It's well beyond theoretical. The system is total nonsense.
I think a sane first step would be a N-month statute of limitations on bills. Anything you're going to be billed for should be sent within N-months. I'm not saying that it should take that long. I'm saying right now there's no limit whatsoever. You could receive a bill for some itemized sub portion (lab work, specialist, a different doctor, etc) a year after a hospital visit and you have no clue what it's for.
And this happened to me. Got a call from a collection agency claiming I owed them money a year after the birth. I called the hospital and got a written confirmation that they had no record of an unpaid or even late bill. I called my insurance and confirmed they had never received a bill for the amount claimed. Upon getting details from the debt collector (later than required by law), I saw a doctor's name.
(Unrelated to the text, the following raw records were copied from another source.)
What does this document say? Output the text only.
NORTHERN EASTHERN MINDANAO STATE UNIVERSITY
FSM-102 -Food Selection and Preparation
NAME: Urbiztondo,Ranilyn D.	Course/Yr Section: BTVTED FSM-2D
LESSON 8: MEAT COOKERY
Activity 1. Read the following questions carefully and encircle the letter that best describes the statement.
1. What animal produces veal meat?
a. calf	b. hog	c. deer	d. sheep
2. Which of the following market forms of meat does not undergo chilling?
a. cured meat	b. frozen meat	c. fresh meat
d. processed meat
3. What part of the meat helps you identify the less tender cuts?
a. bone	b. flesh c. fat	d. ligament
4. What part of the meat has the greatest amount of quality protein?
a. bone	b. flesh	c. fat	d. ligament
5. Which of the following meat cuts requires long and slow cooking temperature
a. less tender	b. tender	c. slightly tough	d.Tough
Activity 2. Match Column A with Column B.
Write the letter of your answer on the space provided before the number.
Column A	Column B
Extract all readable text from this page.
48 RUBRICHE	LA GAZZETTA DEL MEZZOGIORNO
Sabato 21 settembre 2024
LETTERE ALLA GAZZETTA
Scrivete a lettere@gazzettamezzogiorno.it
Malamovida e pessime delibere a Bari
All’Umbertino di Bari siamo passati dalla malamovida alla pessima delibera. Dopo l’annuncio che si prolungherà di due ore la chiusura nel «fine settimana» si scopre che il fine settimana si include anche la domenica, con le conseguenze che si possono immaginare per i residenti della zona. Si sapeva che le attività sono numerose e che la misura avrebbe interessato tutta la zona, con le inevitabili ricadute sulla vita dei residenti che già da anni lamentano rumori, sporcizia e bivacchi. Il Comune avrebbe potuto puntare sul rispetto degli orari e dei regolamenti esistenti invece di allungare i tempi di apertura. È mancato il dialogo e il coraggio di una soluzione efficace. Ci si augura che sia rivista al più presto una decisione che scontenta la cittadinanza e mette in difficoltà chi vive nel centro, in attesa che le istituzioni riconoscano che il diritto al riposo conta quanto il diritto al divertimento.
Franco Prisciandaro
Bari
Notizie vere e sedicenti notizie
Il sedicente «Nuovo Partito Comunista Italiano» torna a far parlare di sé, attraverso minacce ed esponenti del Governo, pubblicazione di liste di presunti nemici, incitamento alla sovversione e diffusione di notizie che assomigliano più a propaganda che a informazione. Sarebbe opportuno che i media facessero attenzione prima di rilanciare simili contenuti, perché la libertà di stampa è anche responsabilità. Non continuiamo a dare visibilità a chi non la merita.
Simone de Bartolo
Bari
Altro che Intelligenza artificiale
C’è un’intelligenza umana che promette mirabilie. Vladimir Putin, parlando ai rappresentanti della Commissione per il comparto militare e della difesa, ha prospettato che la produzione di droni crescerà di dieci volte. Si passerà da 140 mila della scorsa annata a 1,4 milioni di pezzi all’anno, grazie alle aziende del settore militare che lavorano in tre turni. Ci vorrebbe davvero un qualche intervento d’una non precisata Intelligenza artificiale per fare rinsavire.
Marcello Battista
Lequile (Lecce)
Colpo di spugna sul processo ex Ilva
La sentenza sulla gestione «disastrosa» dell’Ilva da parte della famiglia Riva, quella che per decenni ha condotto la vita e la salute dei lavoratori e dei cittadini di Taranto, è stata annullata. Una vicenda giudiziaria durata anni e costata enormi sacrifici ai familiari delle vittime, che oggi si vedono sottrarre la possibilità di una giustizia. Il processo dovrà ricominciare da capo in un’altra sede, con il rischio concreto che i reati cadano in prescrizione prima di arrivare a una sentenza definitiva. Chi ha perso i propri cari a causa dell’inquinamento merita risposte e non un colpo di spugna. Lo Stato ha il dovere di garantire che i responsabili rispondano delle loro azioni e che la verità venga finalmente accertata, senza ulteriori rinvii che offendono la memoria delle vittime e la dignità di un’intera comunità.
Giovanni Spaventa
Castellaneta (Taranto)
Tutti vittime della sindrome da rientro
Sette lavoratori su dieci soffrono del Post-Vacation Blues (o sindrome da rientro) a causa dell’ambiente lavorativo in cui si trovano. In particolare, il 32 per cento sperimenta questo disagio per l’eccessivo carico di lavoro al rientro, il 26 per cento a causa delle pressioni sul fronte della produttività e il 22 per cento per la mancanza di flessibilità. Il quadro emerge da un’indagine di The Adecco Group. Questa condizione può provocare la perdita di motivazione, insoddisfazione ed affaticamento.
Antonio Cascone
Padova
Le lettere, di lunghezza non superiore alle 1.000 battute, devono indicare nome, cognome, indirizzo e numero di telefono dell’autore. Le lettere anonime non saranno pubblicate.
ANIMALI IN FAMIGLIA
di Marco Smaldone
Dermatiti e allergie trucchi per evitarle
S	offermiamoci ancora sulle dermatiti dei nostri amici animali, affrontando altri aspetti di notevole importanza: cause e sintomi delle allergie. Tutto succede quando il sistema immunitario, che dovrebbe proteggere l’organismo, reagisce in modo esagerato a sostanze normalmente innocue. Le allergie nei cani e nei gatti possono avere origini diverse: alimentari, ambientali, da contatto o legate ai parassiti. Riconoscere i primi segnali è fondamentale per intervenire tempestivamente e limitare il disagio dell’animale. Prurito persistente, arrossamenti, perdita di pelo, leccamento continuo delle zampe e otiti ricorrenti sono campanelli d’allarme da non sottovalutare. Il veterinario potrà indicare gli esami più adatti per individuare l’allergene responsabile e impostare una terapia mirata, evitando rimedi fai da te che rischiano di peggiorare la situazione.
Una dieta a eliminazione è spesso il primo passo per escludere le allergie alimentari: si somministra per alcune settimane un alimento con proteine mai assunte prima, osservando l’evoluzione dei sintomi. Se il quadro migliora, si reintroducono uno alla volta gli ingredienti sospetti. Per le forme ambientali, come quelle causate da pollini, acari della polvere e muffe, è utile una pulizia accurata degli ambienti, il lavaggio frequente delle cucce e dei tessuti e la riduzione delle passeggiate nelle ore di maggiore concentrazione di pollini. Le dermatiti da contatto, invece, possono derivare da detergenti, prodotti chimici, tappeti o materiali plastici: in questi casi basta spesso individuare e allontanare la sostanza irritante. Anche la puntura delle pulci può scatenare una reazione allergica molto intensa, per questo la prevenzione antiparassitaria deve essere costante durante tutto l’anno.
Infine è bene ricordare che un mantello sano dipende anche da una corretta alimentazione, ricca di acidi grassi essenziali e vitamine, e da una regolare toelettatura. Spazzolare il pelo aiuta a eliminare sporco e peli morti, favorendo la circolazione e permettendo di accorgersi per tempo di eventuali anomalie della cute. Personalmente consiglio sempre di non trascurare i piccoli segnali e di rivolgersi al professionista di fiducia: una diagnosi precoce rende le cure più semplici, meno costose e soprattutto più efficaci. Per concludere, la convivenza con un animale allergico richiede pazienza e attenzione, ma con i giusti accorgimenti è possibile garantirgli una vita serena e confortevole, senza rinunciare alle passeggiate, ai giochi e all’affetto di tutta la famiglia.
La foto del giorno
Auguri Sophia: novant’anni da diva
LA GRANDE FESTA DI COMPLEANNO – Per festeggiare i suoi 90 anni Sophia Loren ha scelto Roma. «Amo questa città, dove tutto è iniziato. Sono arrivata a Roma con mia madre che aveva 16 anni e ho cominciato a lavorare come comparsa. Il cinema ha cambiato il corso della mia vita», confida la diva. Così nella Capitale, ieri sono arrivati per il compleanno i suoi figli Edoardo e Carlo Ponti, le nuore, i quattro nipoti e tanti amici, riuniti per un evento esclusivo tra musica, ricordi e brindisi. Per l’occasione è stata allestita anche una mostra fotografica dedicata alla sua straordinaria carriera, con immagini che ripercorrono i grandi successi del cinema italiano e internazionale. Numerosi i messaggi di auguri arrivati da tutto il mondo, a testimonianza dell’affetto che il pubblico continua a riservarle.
So I went to the hospital, and they had no record of a doctor by that name ever working for them.
The bill turned out to be legitimate, in that the doctor was a "traveling anesthesiologist" and was never an employee of the hospital. And they billed separately, and were never given my insurance information. The whole case ended up relying on my wife's signature on a long legal form that she signed while she was dilated to an 8. All the contact information (address, phone, company name) on the documentation led to people who could not confirm any details on the bill. The hospital told me that they have had a lot of reports of doctors who do their own billing not sending bills for months because they're not very organized.
Eventually the anesthesiologist billed it to my insurance correctly and I paid 10% of it. I later found out I could sue the debt collector for not providing details fast enough, but the statute of limitations on their violation had expired.
1 year. It was also a 1 year limit on when they could collect the bill if it wasn't billed to my insurance. Not sure if that would've counted, since the hospital had my insurance and technically I didn't give it directly to the independent doctor, but the only reason they billed my insurance days before it hit a year is because I was crazy persistent and proactive about getting to the bottom of this. Next time I'll let more of the burden of proof remain on them longer.
This happened with our first child on our PPO. We kept getting bills for over a year. I had no idea what half of them were for or who any of the doctors mentioned were. I wouldn't be surprised if some of those bills were scams from people who look for birth announcements in the paper.
Subsequent children were under an HMO, and we never saw a bill.
If scammers do use those announcements, then you would have gotten their fake bills for the subsequent children, because those scammers wouldn't know about the HMO coverage.
(One of the hospital staff could be in on the scam, and target based on insurance coverage, but then they wouldn't need the birth announcements in the paper.)
Even 2.5 years later. The worst part of that all is that you then have to waste time contacting the hospital to make sure it's a legitimate bill, contacting the insurance company - which by then might well be your former insurance company - to make sure they paid their fair share, etc.